At least, General Motors and Ford Motor
likely will be doing that this week as they report fourth- quarter results and 2023 guidance, with Wall Street watching for signs of weakening consumer demand and a tougher pricing geography.
Either issue would mean lower gains this time for the automakers, which are anticipated to report fairly solid fourth- quarter results over restrained time- ago earnings. GM is anticipated to report fourth- quarter earnings per share of $1.69, a 25 increase over the time- ago period, while Ford is anticipated to report EPS of 62 cents, further than doubling the 26 cents it posted a time before, according to Refinitiv agreement estimates.
Automakers have reported record results in recent times amid the tight force of new vehicles and flexible consumer demand. They’ve banked on sustained pent- up demand as force situations homogenize, hoping to avoid heavy abatements or impulses to move vehicles.
But that script is sluggishly negativing. And that leaves new vehicle prices and gains in flux.
Cox Automotive reports the Detroit automakers have among the loftiest force situations in stock, noting vehicle figures differ greatly by brand. Plus, impulses are sluggishly rising.
There’s overall concern that the pent- up demand was largely eroded amid recessionary fears and affordability issues performing from rising interest rates and record-high prices of nearly $50,000 on average for a new vehicle.
Ford on Monday cut the starting prices on its electric Mustang Mach- E, weeks after EV assiduity leader Tesla
slashed its own prices.
Duncan Aldred, head of GM’s GMC brand, gestured the truck and SUV brand expects to continue adding its average sale price, which he said hit a new record of further than $63,405 during the fourth- quarter.
Those rising sale prices are due in part to redesigned pickups and the launch of the electric Hummer SUV, which tops further than $110,000. GM started product of that SUV this week at a factory in Detroit, the company said during a media symposium Monday.
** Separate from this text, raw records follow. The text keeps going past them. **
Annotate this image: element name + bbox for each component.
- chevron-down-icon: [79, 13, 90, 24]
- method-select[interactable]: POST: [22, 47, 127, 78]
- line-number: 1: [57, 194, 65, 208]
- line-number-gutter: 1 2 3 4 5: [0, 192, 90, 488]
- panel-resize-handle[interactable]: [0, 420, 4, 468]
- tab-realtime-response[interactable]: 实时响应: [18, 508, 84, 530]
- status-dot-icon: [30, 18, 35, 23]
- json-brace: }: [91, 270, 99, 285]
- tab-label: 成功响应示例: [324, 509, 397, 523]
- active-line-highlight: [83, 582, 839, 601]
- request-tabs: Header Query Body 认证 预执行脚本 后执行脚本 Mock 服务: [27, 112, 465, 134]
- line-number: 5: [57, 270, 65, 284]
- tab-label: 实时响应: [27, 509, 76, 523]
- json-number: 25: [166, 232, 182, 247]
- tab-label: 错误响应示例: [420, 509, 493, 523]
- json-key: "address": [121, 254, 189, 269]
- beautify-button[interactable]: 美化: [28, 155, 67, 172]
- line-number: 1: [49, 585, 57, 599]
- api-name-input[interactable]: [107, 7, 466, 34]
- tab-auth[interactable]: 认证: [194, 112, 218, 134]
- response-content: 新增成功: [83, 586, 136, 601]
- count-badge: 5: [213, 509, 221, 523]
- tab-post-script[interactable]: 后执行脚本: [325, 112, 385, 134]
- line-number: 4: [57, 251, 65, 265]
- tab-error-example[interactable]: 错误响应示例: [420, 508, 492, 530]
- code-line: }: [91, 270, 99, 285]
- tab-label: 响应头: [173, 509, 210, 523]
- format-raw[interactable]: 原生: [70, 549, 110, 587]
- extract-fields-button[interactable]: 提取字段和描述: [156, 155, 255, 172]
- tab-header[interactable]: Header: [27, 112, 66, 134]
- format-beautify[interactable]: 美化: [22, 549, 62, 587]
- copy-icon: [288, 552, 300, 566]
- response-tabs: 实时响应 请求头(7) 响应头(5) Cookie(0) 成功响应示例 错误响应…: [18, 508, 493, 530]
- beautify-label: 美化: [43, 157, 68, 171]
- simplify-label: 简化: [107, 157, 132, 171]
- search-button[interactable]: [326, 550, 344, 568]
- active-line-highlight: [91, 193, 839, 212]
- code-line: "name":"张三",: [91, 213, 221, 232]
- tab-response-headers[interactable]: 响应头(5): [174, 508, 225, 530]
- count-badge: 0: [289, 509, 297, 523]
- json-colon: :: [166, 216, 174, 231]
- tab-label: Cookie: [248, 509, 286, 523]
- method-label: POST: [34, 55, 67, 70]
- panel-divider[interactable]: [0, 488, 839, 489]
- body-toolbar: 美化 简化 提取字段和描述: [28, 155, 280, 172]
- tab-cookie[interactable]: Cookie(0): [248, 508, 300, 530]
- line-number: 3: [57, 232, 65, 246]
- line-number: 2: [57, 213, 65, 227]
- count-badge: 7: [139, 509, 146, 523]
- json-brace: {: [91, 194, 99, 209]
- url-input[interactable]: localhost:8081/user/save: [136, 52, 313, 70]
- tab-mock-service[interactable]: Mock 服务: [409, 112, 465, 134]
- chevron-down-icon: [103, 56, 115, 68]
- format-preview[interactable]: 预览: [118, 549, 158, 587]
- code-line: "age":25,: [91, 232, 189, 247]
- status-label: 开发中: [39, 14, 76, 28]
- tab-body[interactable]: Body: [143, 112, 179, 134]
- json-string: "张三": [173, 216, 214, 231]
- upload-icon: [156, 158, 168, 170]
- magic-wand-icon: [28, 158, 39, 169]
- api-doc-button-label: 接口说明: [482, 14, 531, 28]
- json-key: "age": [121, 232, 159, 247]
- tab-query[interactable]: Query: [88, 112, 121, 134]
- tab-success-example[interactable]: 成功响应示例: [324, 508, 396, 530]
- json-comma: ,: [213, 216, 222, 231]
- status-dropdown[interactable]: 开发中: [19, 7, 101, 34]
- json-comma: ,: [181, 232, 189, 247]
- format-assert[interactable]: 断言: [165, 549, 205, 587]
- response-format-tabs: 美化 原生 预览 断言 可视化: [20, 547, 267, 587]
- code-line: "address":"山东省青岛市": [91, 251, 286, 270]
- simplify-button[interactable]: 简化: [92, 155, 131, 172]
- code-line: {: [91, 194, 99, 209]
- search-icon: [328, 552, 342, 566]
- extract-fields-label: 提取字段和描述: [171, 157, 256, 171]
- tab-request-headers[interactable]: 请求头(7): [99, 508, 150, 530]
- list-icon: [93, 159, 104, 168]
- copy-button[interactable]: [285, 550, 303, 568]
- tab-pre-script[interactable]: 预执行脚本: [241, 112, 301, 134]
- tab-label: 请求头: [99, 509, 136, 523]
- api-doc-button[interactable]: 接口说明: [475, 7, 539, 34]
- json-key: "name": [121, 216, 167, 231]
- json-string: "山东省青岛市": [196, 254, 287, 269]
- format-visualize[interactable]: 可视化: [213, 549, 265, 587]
GM is listed to report its results Tuesday before requests open, followed by Ford after the bell Thursday.
*‘Demand destruction ’ watch*
Wall Street has been bracing for a “ demand destruction ”script for the last several diggings, which means much of Wall Street’s focus this week will be on the automakers ’2023 guidance.
Goldman Sachs expects the vaticinations to be below agreement, “ driven by price and blend as well as lower fiscal services gains. ”
GM is anticipated to guide toward a roughly 20 decline in acclimated earnings per share for the full time 2023, according to Refinitiv estimates. Ford’s 2023 EPS is anticipated to fall by nearly 16 compared with 2022.
“We estimate GM and Ford could see a notable decline in profitability this time, as earnings can be counted down by vehicle pricing declines and losses from growing EV volumes, ” Deutsche Bank critic Emmanuel Rosner wrote in an investor note before this month.
Rosner said that guidance threat is formerly well anticipated, and should n’t dent the stocks, still.
Morgan Stanley’s Adam Jonas expects the deteriorating pricing, lower- cost vehicle blend and declining earnings from automakers ’ fiscal arms to “potentially initiate restructuring and cut ‘ special systems ’ to defend the nethermost line, ”he said in a note to investors last week.
Amid patient recessionary fears, automakers have yet to advertise substantial layoffs or cost cuts analogous to those that have hit other sectors, particularly tech, hard. Wall Street will be eager for an update on those fronts this week.
Ford reportedly plans to cut up to 3,200 jobs across Europe and move some product development work to the United States, Germany’s IG Metall union said last week. GM, which vended its European business in 2017, has not blazoned similar conduct.
GM and Ford have said they will continue to invest in EVs anyhow of macroeconomic factors. Any change in those plans would be notable for investors as well.